Auf der Goalieposition jedenfalls plagen YB keine Sorgen: David von Ballmoos, Anthony Racioppi und Marvin Keller – alle sind sie tolle Torhüter und wären in den meisten anderen Schweizer Vereinen gesetzt. Die neue alte Nummer eins heisst indes David von Balmoos. Bei Anthony Racioppi wiederum zeichnet sich ein Wechsel in eine ausländische Liga ab, weswegen er gegen Sion nicht einmal mehr auf der Bank sass.

Wann drehen Imeri und Males auf?
In der Verteidigung heissen die Leistungsträger Mohamed Ali Camara (derzeit verletzt), Lewin Blum, Saidy Janko sowie Loris Benito. Dazu erheben Noah Persson und Anel Husic Anspruch auf mehr Einsatzzeit. Jaouen Hadjam entwickelte sich nach dem Abgang von Ulisses Garcia auf der linken Seite schnell zur Stammkraft, erreicht aber – verständlicherweise – noch nicht ganz die Wucht des jetzigen Marseille-Söldners.

Das YB-Prunkstück ist sicherlich das Mittelfeld: Filip Ugrinic, Joël Monteiro und Kastriot Imeri sind etwas vom Besten, was diese Super League zu bieten hat. Den Rücken halten ihnen die zwei vorzüglichen Sechser Cheikh Niasse und Sandro Lauper frei. Und dann tritt Darian Males vielleicht endlich so auf, wie man ihm das – zu Recht – zutrauen darf. «Ich erwarte, dass er nun den nächsten Schritt macht», hält Rahmen fest.

Das Zeichen der Konkurrenz
Wenn der Meister so etwas wie eine Problemzone hat, dann liegt sie im Sturm. Cedric Itten sucht nach seiner Verletzung Ende Jahr noch immer seine Topform. Silvère Ganvoula macht hoffentlich dort weiter, wo er im Mai aufgehört hat. «Er muss beim letzten Saisonquartal ansetzen. Wir brauchen zwei Top-Stosstürmer», meint dazu Patrick Rahmen. Meschack Elia seinerseits ist ein Wirbelwind vor dem Herrn, schiesst aber zu wenige Tore – und gehört zu jenen, denen ein Wechsel noch in diesem Sommer zugetraut wird. Facinet Conte hingegen muss wie geschrieben monatelang pausieren.

«Wir werden alles tun, um den Meistertitel zu verteidigen und im Schweizer Cup so weit wie möglich zu kommen. Aber wir wissen, dass auch die Konkurrenz hohe Ambitionen hat», erklärt Steve von Bergen. Ja, das hat sie. Mit der Verpflichtung von Inter-Mailand-Talent Mattia Zanotti gelang Lugano vor kurzem ein kleiner Transfercoup und sendete damit ein deutliches Zeichen an die Mitbewerber.

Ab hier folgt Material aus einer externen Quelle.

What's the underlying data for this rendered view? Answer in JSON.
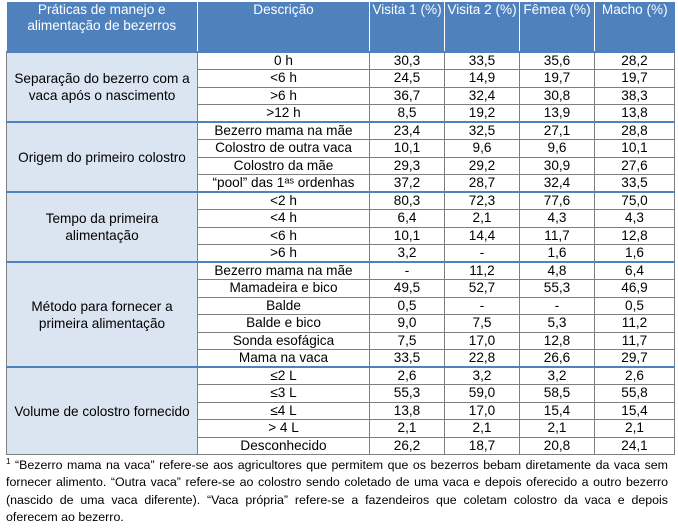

YB bereits stark unter Druck
Dennoch dürfen sich die Berner Fans freuen: YB-Trainer Patrick Rahmen wird deutlich attraktiveren Fussball spielen lassen als seine beiden Vorgänger. Das flache 4 – 4 – 2 ist definitiv Geschichte, zudem predigt Rahmen das vertikale Spiel statt, wie Raphael Wicky, im Zweifelsfall den horizontalen Pass. Rahmen: «Wir streben mehr Spielkontrolle und mehr Variabilität im Spielaufbau an.» Alles auf den Kopf stellen möchte der ehemalige FCB-Coach aber nicht. «YB hat eine Ausrichtung, die in den letzten Jahren erfolgreich war. An dieser Grund-DNA wollen wir festhalten.»

Nun sind diese Faktoren allesamt kein Garant dafür, dass die Young Boys in der Liga einfach so durchmarschieren – das hat der vergangene Sonntag eindrücklich gezeigt. Obwohl kein eigentlicher Umbruch vonstattenging, befindet sich die Mannschaft in einem Lernprozess; objektiv betrachtet ist das Team qualitativ gar leicht schwächer aufgestellt als letztes Jahr.

Nach der Niederlage gegen Sion steht die Mannschaft jetzt unter Druck. Die nächsten Gegner heissen Servette und St. Gallen, beide treten zuhause an. YB tut gut daran, eine schnelle Reaktion auf die Auftaktpleite zu zeigen. Sonst brennt der Baum in Bern dann tatsächlich.